The first thing I’ll say about tumblers is to get one! If you only work in gold fill and niobium, then maybe you don’t need one, but for any material that tarnishes (sterling silver, copper, and jewelry brass) a tumbler will be your best friend. There are many types of tumblers available, but the main difference you care about is the material of the barrel.
Rubber barrel tumblers are very common, and come in a range of capacities and barrel counts. I do not recommend using rubber barrels. The reason they exist is to tumble rocks. Rock tumbling requires a sequence of really serious grit in the water to abrade the surface of the stones. A hard barrel would also get abraded, so rock tumblers are made from rubber. But if there’s no grit, there’s no need for a rubber barrel. Avoid it if you can, because the rubber breaks down over time, eventually leaving a gentle grey skunge all over your pretty jewelry.
Important safety tip: never, ever use an ex-rock-tumbler for chainmail. It’s impossible to clean out all of the grit, and those tiny leftovers will wreak havoc on the surface of your metal.
Hard plastic barrel tumblers are a better choice for tumbling metal. It doesn’t matter whether the barrel is turned by a shaft or by spinning rods. What’s important is the hard plastic that won’t degrade over time. At present, I don’t sell any tumblers, but I can recommend AE Aubin as a maker of bullet-proof shaft-driven tumblers. These are the tumblers that I use in my shop. They’re a little more expensive, but I’ve been beating the stuffing out of mine for over a decade and haven’t managed to kill one yet. If you’re making chainmail just as a hobby, then you don’t need the industrial-strength version. You can check your local craft store for hobby tumblers, though they might not be very robust. Rio Grande sells a Dura-BULL rotary tumbler that ought to be long-lasting, though I don’t have personal experience with them.
You might encounter vibratory tumblers in your search. While there’s nothing wrong with using these for chainmail, it’s definitely overkill. Vibratory tumblers work faster than rotary tumblers, so a job that would normally take days can be completed in hours. But your chainmail only needs to tumble for minutes, not days. In my opinion, it’s not worth the extra expense for such a minor time savings.
Stainless steel shot is more expensive than regular steel shot, but it’s so worth it. Rust is not your friend. Stainless shot is available in a range of shapes – the shape isn’t crucial when tumbling chains. The shot acts like a zillion tiny hammers, planishing and smoothing the surface of your work, which can be helpful for minor scuffs. But the main reason that I tumble jump rings and jewelry is to degrease them and remove tarnish.
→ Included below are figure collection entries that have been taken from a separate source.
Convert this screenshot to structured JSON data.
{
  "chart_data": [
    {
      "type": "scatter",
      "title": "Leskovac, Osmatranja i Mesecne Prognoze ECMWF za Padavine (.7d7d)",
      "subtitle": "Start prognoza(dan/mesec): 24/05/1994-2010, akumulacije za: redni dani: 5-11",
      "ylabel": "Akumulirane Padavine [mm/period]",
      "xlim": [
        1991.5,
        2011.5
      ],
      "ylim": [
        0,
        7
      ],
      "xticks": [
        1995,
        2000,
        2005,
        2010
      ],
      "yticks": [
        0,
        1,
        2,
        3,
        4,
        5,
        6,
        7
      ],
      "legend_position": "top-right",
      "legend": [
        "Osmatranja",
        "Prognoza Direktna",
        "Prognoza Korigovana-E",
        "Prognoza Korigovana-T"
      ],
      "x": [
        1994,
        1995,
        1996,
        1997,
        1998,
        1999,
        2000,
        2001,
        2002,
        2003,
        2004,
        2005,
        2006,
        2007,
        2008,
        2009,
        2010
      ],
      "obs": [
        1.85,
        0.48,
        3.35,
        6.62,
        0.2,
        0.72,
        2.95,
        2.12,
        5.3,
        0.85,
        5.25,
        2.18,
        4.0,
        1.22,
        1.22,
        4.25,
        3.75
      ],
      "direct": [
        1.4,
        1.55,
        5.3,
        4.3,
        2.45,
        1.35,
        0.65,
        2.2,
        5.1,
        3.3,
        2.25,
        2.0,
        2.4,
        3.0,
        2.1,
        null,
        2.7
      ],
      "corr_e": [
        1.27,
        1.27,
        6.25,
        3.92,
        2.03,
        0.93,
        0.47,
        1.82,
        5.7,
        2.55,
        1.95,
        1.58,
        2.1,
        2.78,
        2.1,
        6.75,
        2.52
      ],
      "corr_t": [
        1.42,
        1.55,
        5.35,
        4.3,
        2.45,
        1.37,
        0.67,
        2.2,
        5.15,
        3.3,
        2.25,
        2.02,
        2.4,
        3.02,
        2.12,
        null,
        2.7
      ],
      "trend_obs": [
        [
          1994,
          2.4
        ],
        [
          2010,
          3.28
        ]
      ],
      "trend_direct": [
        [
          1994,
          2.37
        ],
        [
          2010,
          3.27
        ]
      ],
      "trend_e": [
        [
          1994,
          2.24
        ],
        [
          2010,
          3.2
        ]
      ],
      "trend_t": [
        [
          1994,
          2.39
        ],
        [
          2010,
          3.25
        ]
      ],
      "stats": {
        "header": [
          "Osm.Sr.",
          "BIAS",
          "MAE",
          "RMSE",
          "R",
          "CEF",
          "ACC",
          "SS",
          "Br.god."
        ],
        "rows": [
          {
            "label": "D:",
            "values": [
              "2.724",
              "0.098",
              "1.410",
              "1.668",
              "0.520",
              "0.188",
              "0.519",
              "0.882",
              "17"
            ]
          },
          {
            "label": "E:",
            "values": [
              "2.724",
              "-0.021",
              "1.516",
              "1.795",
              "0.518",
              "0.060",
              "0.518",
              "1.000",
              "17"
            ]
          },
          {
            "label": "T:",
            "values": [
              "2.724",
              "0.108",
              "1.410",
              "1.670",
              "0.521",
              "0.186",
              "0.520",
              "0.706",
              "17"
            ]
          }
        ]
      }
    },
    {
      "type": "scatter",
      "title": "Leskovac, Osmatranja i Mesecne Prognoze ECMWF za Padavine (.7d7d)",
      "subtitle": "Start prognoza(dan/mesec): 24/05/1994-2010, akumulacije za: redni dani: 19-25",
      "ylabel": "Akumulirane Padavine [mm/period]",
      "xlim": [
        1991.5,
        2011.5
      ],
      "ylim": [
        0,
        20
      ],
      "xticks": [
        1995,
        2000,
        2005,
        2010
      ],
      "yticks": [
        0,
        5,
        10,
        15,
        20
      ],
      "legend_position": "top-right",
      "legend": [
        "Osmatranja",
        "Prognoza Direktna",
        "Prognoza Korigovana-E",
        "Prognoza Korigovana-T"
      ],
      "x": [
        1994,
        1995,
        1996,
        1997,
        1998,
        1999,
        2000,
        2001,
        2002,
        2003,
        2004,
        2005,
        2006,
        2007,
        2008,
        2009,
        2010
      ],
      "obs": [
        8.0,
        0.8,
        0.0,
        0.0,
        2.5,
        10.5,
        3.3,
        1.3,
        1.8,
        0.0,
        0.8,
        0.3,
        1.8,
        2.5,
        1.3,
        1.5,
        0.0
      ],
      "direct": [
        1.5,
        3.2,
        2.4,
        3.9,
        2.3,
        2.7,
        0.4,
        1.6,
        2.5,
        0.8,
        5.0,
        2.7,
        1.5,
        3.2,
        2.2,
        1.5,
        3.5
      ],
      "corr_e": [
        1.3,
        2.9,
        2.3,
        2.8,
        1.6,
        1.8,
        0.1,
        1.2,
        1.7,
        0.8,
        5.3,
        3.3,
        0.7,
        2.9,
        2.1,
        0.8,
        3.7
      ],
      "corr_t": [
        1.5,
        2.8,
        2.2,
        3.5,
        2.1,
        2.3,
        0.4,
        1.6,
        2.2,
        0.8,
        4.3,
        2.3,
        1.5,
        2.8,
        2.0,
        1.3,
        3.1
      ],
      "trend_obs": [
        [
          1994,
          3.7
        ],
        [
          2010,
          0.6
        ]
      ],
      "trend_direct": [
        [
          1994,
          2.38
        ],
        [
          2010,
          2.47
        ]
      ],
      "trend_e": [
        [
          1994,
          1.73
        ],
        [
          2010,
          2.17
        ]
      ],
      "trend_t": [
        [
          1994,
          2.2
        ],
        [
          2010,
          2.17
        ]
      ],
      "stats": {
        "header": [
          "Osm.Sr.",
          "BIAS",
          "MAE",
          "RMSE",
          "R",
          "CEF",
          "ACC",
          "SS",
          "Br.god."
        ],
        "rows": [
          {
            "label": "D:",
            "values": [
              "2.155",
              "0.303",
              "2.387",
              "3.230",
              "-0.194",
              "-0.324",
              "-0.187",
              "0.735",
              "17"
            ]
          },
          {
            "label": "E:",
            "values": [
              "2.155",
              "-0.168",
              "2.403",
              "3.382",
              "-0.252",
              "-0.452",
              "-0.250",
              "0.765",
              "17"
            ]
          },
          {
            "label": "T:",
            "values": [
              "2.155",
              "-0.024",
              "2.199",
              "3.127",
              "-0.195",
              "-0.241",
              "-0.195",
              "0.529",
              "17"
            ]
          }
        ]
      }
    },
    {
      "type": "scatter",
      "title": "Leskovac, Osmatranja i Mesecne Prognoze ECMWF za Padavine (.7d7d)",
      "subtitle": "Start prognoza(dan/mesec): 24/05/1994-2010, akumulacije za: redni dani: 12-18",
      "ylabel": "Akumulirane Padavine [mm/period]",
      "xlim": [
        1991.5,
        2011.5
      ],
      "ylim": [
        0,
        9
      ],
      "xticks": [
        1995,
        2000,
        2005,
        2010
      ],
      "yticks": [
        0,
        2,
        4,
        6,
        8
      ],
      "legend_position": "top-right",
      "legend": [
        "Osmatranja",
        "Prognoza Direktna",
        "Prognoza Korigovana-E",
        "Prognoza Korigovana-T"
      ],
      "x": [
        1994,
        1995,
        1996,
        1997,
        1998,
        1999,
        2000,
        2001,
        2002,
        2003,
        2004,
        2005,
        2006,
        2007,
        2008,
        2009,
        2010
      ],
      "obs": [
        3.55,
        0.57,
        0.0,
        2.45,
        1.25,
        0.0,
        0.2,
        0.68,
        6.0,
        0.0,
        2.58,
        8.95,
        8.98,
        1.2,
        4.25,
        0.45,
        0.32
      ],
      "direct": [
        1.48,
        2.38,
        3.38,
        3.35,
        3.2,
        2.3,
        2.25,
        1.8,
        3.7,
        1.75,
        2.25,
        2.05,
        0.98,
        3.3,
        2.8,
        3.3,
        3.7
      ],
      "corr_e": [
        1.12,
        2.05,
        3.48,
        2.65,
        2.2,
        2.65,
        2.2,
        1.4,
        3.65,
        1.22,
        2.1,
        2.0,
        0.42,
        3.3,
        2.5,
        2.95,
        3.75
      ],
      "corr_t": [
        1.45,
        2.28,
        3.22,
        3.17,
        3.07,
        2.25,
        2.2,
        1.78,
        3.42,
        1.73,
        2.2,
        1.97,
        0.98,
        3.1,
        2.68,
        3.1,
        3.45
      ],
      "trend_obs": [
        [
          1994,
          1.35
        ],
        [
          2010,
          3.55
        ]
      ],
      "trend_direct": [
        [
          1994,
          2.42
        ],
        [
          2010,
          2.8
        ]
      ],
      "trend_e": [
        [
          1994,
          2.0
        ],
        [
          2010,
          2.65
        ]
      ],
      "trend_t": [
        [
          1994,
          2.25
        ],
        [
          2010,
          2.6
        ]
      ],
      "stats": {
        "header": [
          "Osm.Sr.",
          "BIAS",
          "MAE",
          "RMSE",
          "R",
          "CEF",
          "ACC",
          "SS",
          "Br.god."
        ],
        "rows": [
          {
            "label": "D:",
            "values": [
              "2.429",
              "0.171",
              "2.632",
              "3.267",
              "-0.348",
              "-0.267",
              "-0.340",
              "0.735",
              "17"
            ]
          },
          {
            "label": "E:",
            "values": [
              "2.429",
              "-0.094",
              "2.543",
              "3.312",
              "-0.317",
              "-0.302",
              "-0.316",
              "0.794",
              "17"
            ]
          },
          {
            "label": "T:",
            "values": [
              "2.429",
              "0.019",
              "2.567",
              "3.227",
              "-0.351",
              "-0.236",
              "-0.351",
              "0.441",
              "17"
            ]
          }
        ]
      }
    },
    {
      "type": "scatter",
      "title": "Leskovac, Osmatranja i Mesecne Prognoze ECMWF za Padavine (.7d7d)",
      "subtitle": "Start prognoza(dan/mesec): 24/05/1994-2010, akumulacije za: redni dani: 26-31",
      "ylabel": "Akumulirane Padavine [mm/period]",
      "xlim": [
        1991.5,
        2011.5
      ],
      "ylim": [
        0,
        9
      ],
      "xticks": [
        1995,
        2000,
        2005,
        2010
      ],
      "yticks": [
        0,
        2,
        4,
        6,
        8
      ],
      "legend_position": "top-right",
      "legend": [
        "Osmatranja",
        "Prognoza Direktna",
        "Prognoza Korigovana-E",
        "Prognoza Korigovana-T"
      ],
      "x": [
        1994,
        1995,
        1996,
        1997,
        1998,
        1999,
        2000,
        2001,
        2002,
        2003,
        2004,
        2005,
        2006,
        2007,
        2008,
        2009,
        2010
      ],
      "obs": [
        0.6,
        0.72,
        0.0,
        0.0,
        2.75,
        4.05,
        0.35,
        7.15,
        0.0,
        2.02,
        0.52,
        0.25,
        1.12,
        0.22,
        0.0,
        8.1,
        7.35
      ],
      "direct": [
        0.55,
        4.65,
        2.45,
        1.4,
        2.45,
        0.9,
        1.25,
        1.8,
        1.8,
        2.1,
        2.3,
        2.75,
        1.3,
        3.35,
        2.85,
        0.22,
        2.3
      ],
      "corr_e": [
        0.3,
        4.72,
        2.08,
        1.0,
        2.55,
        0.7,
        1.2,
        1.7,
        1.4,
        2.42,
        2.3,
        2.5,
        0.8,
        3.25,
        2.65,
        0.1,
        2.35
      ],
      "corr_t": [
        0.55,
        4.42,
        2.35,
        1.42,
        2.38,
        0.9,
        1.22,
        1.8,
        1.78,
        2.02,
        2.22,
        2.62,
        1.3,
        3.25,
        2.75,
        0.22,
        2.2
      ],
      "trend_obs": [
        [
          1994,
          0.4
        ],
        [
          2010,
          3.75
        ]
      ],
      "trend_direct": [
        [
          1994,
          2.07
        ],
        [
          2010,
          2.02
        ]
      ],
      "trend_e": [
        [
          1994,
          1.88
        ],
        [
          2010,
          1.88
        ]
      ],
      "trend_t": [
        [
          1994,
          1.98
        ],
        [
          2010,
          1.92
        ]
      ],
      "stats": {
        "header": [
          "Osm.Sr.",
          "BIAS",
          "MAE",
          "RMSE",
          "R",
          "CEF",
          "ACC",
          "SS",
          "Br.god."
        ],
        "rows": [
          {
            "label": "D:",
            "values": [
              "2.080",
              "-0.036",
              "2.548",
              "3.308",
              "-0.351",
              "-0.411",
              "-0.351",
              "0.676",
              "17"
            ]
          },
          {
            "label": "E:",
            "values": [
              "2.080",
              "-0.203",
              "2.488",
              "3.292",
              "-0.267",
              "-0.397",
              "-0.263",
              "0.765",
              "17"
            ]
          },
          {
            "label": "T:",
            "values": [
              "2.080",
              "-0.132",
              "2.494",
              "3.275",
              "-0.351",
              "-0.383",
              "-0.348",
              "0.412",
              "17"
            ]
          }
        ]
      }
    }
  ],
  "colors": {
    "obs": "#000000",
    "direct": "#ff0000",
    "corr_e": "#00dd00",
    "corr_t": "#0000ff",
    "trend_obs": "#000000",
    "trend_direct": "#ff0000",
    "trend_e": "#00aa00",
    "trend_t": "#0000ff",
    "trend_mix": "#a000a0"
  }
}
There are lots of specialty products to add to tumbler water, but I nearly always use just Simple Green and/or distilled vinegar. Simple Green is great for cutting grease, and I like that it’s environmentally friendly. Freshly cut rings are covered in cutting lubricant. Jewelry worn on a sunny day is covered in sunscreen. These are both jobs for Simple Green. You can use other soaps (I know that Dawn is a popular one) but if your tumbler has a rubber barrel it is important that your soap not contain any citrus (no lemon-scented dishsoap) because it will accelerate the deterioration of the rubber.
Vinegar is great for eliminating tarnish from copper, brass, and sterling silver. Just a few squirts in the water (it doesn’t take much) lowers the pH enough to eat away at the tarnish, and the polishing action of the stainless shot smooths the etched surface back to a mirror gleam.
In a perfect world, our rings would have no marks of any kind, and the ends would line up flawlessly. While focused practice will get you close to that ideal, “perfect” is only for fairy tales and math textbooks. Abrasive media is a handy tool to get your work a little bit closer to perfection. Unlike stainless shot, abrasive media actually removes material, lightly sanding the surface of your work. And just like regular sandpaper, you start with a coarse grit and move your way through finer and finer grit. The final step is to tumble your abraded piece with stainless shot to hammer it smooth again. Is abrasive media a necessary step? Absolutely not! And if you have any gold fill or niobium in your piece you shouldn’t abrade it. But it’s a fun option to play with, and the extra-silky feel that’s possible is very nice.
Important safety tip: Abrasive media is not a “magic fix.” Mis-closed rings and large dents will still be there after tumbling. Tumbling with abrasive media is only the final frosting after you bake a really good cake.
The bottom line? Get yourself a tumbler and some stainless shot. Ten minutes with a few squirts of vinegar in the water? Your jewelry will gleam!